Agent Frameworks

The $\textit{Silicon Society}$ Cookbook: Design Space of LLM-based Social Simulations

Choice of base LLM is the most critical factor shaping AI society outcomes.

Deep Dive

A new paper from researchers at McGill University, Mila, Université de Montréal, and Ubisoft La Forge offers a comprehensive 'Cookbook' for designing LLM-based social simulations. The team systematically analyzed how different design choices—such as the base language model powering individual agents and the network topology connecting them—influence the outcomes of simulated 'Silicon Societies'. Using agent surveys as a proxy for opinions, they discovered that the choice of base LLM is by far the most impactful variable, dominating other parameters.
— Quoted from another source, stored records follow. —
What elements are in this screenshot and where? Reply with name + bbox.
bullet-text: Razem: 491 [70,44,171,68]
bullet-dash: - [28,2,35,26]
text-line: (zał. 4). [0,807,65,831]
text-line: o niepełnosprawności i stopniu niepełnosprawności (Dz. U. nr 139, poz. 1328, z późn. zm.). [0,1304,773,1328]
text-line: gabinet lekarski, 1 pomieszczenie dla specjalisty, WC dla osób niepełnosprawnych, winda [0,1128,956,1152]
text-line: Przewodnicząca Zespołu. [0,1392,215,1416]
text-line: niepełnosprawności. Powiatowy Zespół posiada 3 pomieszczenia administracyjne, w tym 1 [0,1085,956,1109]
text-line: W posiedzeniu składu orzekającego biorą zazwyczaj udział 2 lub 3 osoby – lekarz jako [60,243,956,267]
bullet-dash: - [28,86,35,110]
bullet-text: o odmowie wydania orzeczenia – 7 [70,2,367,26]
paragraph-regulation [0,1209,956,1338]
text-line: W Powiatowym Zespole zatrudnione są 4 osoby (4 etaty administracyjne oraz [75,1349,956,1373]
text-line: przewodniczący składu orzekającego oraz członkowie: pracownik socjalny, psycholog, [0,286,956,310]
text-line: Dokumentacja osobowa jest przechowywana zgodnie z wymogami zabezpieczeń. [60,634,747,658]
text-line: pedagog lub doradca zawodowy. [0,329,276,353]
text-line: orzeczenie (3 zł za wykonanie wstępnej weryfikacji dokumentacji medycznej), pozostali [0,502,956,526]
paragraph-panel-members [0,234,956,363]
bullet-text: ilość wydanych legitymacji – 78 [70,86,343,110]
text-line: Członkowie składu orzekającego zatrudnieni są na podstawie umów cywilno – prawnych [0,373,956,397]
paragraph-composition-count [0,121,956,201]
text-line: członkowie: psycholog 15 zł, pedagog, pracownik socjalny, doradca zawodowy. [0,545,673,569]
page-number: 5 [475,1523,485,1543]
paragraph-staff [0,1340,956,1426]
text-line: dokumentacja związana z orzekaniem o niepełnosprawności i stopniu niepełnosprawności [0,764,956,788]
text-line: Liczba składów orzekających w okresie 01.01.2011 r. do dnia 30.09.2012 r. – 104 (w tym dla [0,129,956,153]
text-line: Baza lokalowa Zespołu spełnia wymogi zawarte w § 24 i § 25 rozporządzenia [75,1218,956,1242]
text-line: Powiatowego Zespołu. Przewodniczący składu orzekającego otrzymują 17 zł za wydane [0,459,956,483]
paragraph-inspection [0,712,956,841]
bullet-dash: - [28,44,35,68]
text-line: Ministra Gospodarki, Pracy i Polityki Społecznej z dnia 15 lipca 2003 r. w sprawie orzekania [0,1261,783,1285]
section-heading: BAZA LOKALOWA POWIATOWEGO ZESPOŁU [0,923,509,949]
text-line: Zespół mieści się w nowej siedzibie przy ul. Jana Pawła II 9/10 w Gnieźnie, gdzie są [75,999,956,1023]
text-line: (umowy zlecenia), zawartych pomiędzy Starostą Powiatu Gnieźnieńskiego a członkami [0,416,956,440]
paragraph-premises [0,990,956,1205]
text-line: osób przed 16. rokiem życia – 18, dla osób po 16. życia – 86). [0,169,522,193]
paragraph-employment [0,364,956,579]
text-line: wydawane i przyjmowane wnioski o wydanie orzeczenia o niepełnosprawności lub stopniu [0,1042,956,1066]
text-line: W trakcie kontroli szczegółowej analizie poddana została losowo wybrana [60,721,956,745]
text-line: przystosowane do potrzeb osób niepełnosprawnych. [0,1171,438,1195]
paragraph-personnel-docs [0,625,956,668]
The study also reveals that the design space is highly non-trivial: some parameters combine additively, while others exhibit complex interactions that can drastically alter simulation behavior.
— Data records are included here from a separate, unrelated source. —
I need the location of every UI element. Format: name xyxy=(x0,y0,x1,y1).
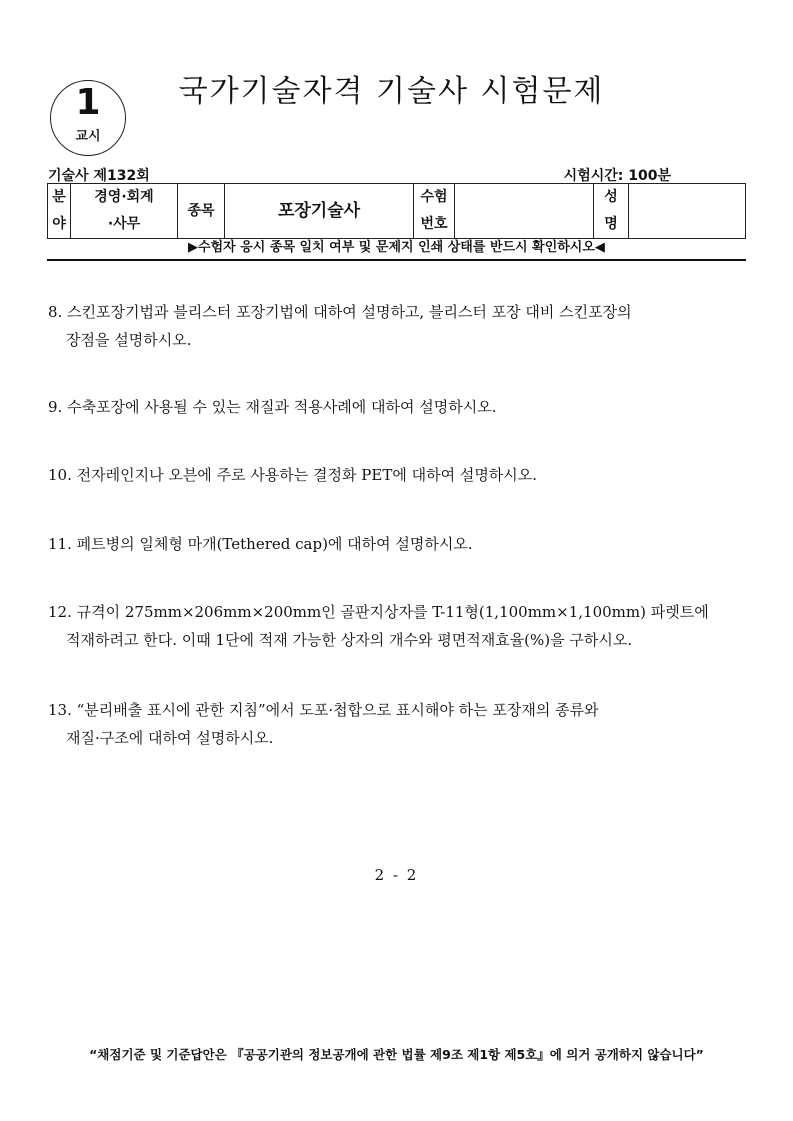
name-label-top: 성 xyxy=(604,189,618,205)
field-label-top: 분 xyxy=(52,189,66,205)
exam-time: 시험시간: 100분 xyxy=(563,168,671,184)
question-11 xyxy=(48,530,748,558)
name-label-cell xyxy=(594,184,629,239)
notice-banner: ▶수험자 응시 종목 일치 여부 및 문제지 인쇄 상태를 반드시 확인하시오◀ xyxy=(47,238,746,261)
field-label-cell xyxy=(48,184,71,239)
question-line-continued: 적재하려고 한다. 이때 1단에 적재 가능한 상자의 개수와 평면적재효율(%)을 구하시오. xyxy=(66,631,633,649)
page-number: 2 - 2 xyxy=(374,866,419,884)
exam-round: 기술사 제132회 xyxy=(48,168,150,184)
footer-disclaimer: “채점기준 및 기준답안은 『공공기관의 정보공개에 관한 법률 제9조 제1항 제5호』에 의거 공개하지 않습니다” xyxy=(89,1047,704,1062)
exam-info-table xyxy=(47,183,746,239)
question-10 xyxy=(48,461,748,489)
question-line: 12. 규격이 275mm×206mm×200mm인 골판지상자를 T-11형(1,100mm×1,100mm) 파렛트에 xyxy=(48,603,709,621)
session-badge xyxy=(50,80,126,156)
question-line: 13. “분리배출 표시에 관한 지침”에서 도포·첩합으로 표시해야 하는 포장재의 종류와 xyxy=(48,701,599,719)
question-9 xyxy=(48,393,748,421)
question-13 xyxy=(48,696,748,752)
question-12 xyxy=(48,598,748,654)
name-value xyxy=(629,184,746,239)
field-label-bottom: 야 xyxy=(52,216,66,232)
question-line: 8. 스킨포장기법과 블리스터 포장기법에 대하여 설명하고, 블리스터 포장 대비 스킨포장의 xyxy=(48,303,632,321)
exam-number-value xyxy=(455,184,594,239)
page-title: 국가기술자격 기술사 시험문제 xyxy=(178,74,605,109)
question-line-continued: 재질·구조에 대하여 설명하시오. xyxy=(66,729,274,747)
question-line: 11. 페트병의 일체형 마개(Tethered cap)에 대하여 설명하시오. xyxy=(48,535,473,553)
category-label: 종목 xyxy=(178,184,225,239)
exam-number-label-bottom: 번호 xyxy=(420,216,448,232)
question-line: 9. 수축포장에 사용될 수 있는 재질과 적용사례에 대하여 설명하시오. xyxy=(48,398,497,416)
exam-number-label-top: 수험 xyxy=(420,189,448,205)
question-8 xyxy=(48,298,748,354)
question-line-continued: 장점을 설명하시오. xyxy=(66,331,192,349)
name-label-bottom: 명 xyxy=(604,216,618,232)
question-line: 10. 전자레인지나 오븐에 주로 사용하는 결정화 PET에 대하여 설명하시오. xyxy=(48,466,538,484)
field-value-top: 경영·회계 xyxy=(94,189,154,205)
exam-number-label-cell xyxy=(414,184,455,239)
category-value: 포장기술사 xyxy=(225,184,414,239)
session-number: 1 xyxy=(75,82,101,123)
session-unit: 교시 xyxy=(75,129,101,144)
field-value-cell xyxy=(71,184,178,239)
field-value-bottom: ·사무 xyxy=(107,216,141,232)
This work arrives as LLM-only social networks begin appearing outside controlled settings, yet the field lacks systematic validation of model realism. The 'Silicon Society Cookbook' (under review at COLM 2026) provides a much-needed framework for researchers to make informed design decisions. By documenting how different configurations affect agent behavior, the paper helps future studies build more credible and reproducible social simulations. With 20 pages and 12 detailed tables, it serves as a practical reference for anyone building or evaluating AI-powered social network models, from academic labs to game studios like Ubisoft.

Key Points
  • Choice of base LLM is the single most important variable affecting simulation outcomes.
  • Parameter interactions are non-trivial: some combine additively, others create complex effects.
  • Study uses agent surveys as a proxy for opinions to validate model realism and design decisions.

Why It Matters

This framework enables more realistic and validated LLM social simulations for research and industry applications.